Any input on what to investigate in this kind of situation would be great.

After 5 days these ranges are still showing as under-replicated.

Hi, I never did hear back about this one and have yet another cluster which is having problems decommissioning because of ranges that live on two stores of the same node (which I thought was impossible). In this new case I haven’t actually stopped any nodes yet, they are live and in a decommissioning state.
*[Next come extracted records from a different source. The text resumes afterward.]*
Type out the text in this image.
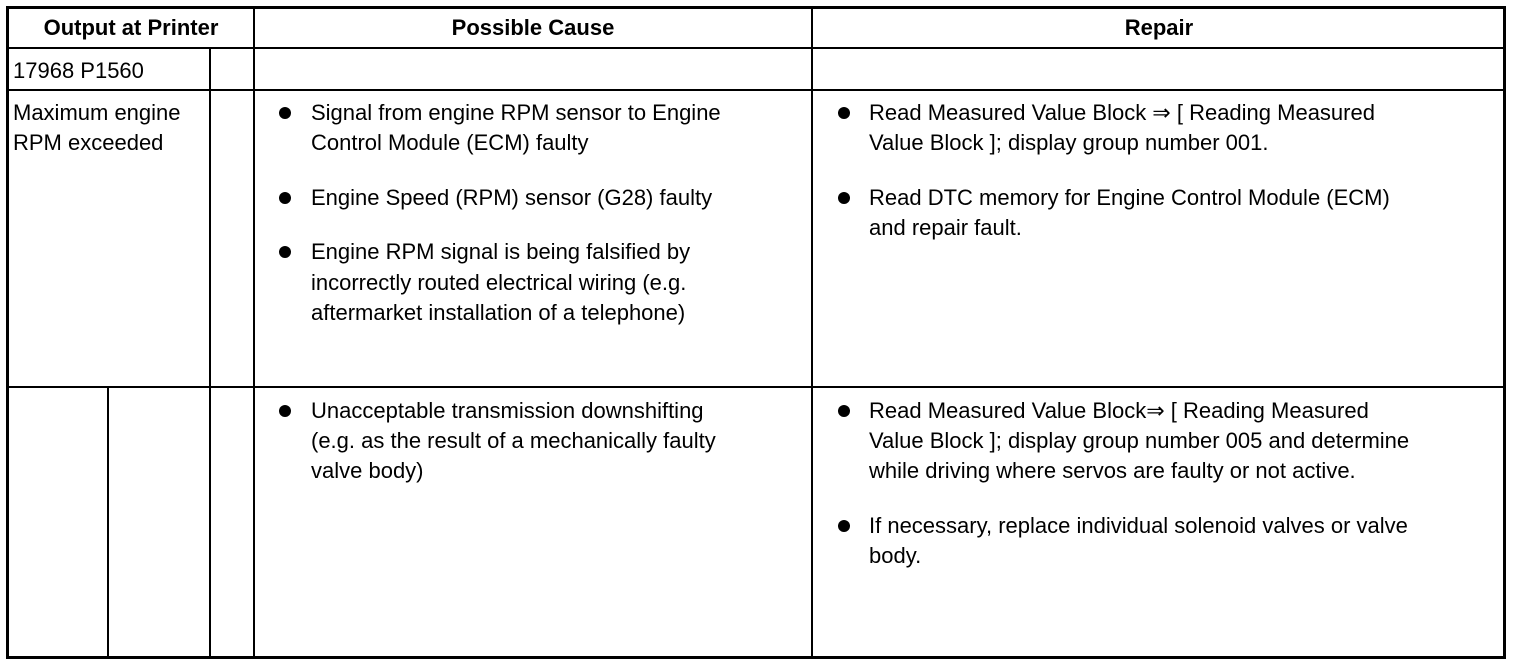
Output at Printer	Possible Cause	Repair
17968 P1560
Maximum engine
RPM exceeded
Signal from engine RPM sensor to Engine
Control Module (ECM) faulty
Engine Speed (RPM) sensor (G28) faulty
Engine RPM signal is being falsified by
incorrectly routed electrical wiring (e.g.
aftermarket installation of a telephone)
Read Measured Value Block ⇒ [ Reading Measured
Value Block ]; display group number 001.
Read DTC memory for Engine Control Module (ECM)
and repair fault.
Unacceptable transmission downshifting
(e.g. as the result of a mechanically faulty
valve body)
Read Measured Value Block⇒ [ Reading Measured
Value Block ]; display group number 005 and determine
while driving where servos are faulty or not active.
If necessary, replace individual solenoid valves or valve
body.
But if I stop the node, the cluster shows underreplicated ranges, and never actually replicates those ranges, even though there are 2 replicas out there and one of those has the lease.

When I try to force it to replicate through enqueueRange I get this:

Error: removing n1,s2 which is not in r571:/Table/54/1/<key1>-<key2} [(n1,s5):1, (n18,s51):2, (n7,s20):3, (n1,s2):4LEARNER, next=5, gen=130, sticky=1612382549.007632123,0]

2021-02-11 20:34:57	
kv/kvserver/store.go:2761 [n7,s20,r571/3:/Table/54/1/"was{eda.…-hing…}] running replicate.shouldQueue
2021-02-11 20:34:57	
kv/kvserver/store.go:2763 [n7,s20,r571/3:/Table/54/1/"was{eda.…-hing…}] shouldQueue=true, priority=12001.000000
2021-02-11 20:34:57	
kv/kvserver/store.go:2769 [n7,s20,r571/3:/Table/54/1/"was{eda.…-hing…}] running replicate.process
2021-02-11 20:34:57	
kv/kvserver/replicate_queue.go:343 [n7,s20,r571/3:/Table/54/1/"was{eda.…-hing…}] next replica action: remove learner
2021-02-11 20:34:57	
kv/kvserver/replicate_queue.go:799 [n7,s20,r571/3:/Table/54/1/"was{eda.…-hing…}] removing learner replica (n1,s2):4LEARNER from store
2021-02-11 20:34:57	
kv/kvserver/store.go:2771 [n7,s20,r571/3:/Table/54/1/"was{eda.…-hing…}] processed: false

I also see “W210211 21:10:14.530435 1639 kv/kvserver/store_rebalancer.go:223 ⋮ [n5,s11,store-rebalancer] StorePool missing descriptor for local store” in the logs, if that matters

Hi @dkinder,

Thanks for the report, and apologies for the delayed response. Let’s track this over in kvserver: rebalancing between stores on the same node fails · Issue #60545 · cockroachdb/cockroach · GitHub. We were able to reproduce the issue in a unit test and have a fix that should resolve that state.